People here seem to be misinformed about the Tu whateveritis
IT DOES NOT FLY AT Mach 2
That's the Quoted max Speed on AFTERBURNER which Really Sucks the go go Juice and Reduces RANGE

here are the Specs as quoted by crapapidea
*Performance*

*Maximum speed:* Mach 2.05 (2,220 km/h, 1,200 knots, 1,380 mph) at 12,200 m (40,000 ft)
*Cruise speed:* Mach 0.9 (960 km/h, 518 knots, 596 mph)
*Range:* 12,300 km (7,643 mi) practical range without in-flight refuelling, Mach 0.77 and carrying 6 × Kh-55SM dropped at mid range and 5% fuel reserves[68]
*Combat radius:* 7,300 km[69] (3,994 nmi, 4,536 mi,) 2,000 km (1,080 nmi, 1,240 mi) at Mach 1.5[29]
*Service ceiling:* 15,006 m (49,235 ft)
*Rate of climb:* 70 m/s (13,860 ft/min)


----------



## GreiverBlade (Mar 5, 2016)

PP Mguire said:


> This reads like you're saying as much as I love the SR-71 mach 2 is mach 2 and an interceptor will still get it. To me that translates to the SR-71 does mach 2 and a missile will get it. Just worded oddly is all.
> 
> I should note the SR-71 is one of my favorite planes too. We talk about it and the F-22 all the time at work.
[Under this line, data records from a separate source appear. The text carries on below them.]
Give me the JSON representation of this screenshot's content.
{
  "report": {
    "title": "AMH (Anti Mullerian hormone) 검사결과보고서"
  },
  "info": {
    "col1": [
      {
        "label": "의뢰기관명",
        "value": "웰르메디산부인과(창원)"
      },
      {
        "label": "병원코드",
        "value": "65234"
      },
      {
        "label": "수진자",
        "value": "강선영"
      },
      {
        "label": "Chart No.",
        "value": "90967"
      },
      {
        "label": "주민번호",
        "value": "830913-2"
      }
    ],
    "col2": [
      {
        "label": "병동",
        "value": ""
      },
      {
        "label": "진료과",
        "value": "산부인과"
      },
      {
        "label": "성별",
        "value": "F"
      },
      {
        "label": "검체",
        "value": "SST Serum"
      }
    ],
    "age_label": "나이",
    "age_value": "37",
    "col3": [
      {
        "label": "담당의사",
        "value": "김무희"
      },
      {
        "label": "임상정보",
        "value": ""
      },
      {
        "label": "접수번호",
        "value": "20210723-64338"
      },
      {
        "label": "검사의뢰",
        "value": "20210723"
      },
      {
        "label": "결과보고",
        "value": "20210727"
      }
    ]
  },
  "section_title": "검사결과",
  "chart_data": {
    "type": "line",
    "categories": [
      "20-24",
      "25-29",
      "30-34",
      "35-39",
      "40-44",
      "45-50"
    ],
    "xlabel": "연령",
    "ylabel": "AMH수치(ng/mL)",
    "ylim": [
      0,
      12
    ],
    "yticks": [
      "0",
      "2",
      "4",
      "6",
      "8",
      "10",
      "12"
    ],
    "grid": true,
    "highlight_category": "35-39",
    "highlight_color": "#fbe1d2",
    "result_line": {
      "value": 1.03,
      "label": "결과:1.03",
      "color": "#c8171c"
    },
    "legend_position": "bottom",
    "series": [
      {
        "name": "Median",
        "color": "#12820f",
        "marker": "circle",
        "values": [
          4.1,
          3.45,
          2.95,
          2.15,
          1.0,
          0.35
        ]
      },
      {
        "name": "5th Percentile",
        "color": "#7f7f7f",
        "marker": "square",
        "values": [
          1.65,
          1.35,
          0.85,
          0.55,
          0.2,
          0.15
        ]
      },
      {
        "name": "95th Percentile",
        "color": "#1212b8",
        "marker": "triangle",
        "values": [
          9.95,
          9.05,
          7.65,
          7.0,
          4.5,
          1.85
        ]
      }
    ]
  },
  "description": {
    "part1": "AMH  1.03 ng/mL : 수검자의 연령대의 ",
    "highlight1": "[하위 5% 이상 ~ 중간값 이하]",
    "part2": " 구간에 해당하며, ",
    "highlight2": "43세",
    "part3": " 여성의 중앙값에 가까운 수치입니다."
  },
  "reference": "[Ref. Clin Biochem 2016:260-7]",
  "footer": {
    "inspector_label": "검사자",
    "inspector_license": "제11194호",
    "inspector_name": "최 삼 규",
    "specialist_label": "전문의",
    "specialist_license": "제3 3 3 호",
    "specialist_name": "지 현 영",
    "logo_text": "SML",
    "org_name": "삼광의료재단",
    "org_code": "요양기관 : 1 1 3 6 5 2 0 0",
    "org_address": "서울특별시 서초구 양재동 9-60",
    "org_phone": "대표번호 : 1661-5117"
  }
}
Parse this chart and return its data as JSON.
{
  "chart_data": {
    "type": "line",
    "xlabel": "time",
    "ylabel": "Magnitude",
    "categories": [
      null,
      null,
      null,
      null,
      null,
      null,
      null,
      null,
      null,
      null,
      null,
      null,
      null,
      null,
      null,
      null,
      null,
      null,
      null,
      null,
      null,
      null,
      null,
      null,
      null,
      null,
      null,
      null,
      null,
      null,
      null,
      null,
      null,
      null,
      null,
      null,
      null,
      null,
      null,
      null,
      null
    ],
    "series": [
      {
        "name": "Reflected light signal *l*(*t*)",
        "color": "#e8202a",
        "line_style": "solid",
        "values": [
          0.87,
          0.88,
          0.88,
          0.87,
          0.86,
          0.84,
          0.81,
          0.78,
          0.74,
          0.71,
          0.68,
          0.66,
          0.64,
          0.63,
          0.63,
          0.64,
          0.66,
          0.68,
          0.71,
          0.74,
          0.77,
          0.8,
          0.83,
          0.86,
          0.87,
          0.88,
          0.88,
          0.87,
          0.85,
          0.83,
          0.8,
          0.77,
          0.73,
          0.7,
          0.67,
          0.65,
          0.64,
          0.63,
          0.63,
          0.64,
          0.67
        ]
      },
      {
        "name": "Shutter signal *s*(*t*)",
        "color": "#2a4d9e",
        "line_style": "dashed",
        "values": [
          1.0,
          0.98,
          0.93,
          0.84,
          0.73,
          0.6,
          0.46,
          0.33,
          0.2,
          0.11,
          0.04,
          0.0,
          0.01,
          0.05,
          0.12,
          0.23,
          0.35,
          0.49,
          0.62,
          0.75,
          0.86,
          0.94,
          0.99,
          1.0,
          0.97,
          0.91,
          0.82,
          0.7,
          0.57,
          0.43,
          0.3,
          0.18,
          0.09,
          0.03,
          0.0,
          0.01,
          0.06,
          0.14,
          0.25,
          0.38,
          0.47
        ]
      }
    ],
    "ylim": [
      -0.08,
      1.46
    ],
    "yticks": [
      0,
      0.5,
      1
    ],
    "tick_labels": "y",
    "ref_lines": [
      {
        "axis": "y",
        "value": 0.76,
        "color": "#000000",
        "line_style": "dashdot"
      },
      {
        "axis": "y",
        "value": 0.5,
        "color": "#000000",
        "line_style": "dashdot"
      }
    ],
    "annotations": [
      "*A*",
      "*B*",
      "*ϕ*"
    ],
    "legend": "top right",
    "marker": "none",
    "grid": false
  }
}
corrected... added a "," and a parenthesis, well, in my defense, i am not a native English speaker/writer and most of my English is self learned 



dorsetknob said:


> People here seem to be misinformed about the Tu whateveritis
> IT DOES NOT FLY AT Mach 2
> That's the Quoted max Speed on AFTERBURNER which Really Sucks the go go Juice and Reduces RANGE
> 
> ...


aye totally correct, altho it can still reach Mach 2.05 if needed.


----------



## PP Mguire (Mar 5, 2016)

GreiverBlade said:


> corrected... added a "," and a parenthesis, well, in my defense, i am not a native English speaker/writer and most of my English is self learned
> 
> 
> aye totally correct, altho it can still reach Mach 2.05 if needed.


You're good, no harm done. I was just like whaaaa  

Of course where I work we make the fail plane, so we have to talk about the good planes to wash off the bad.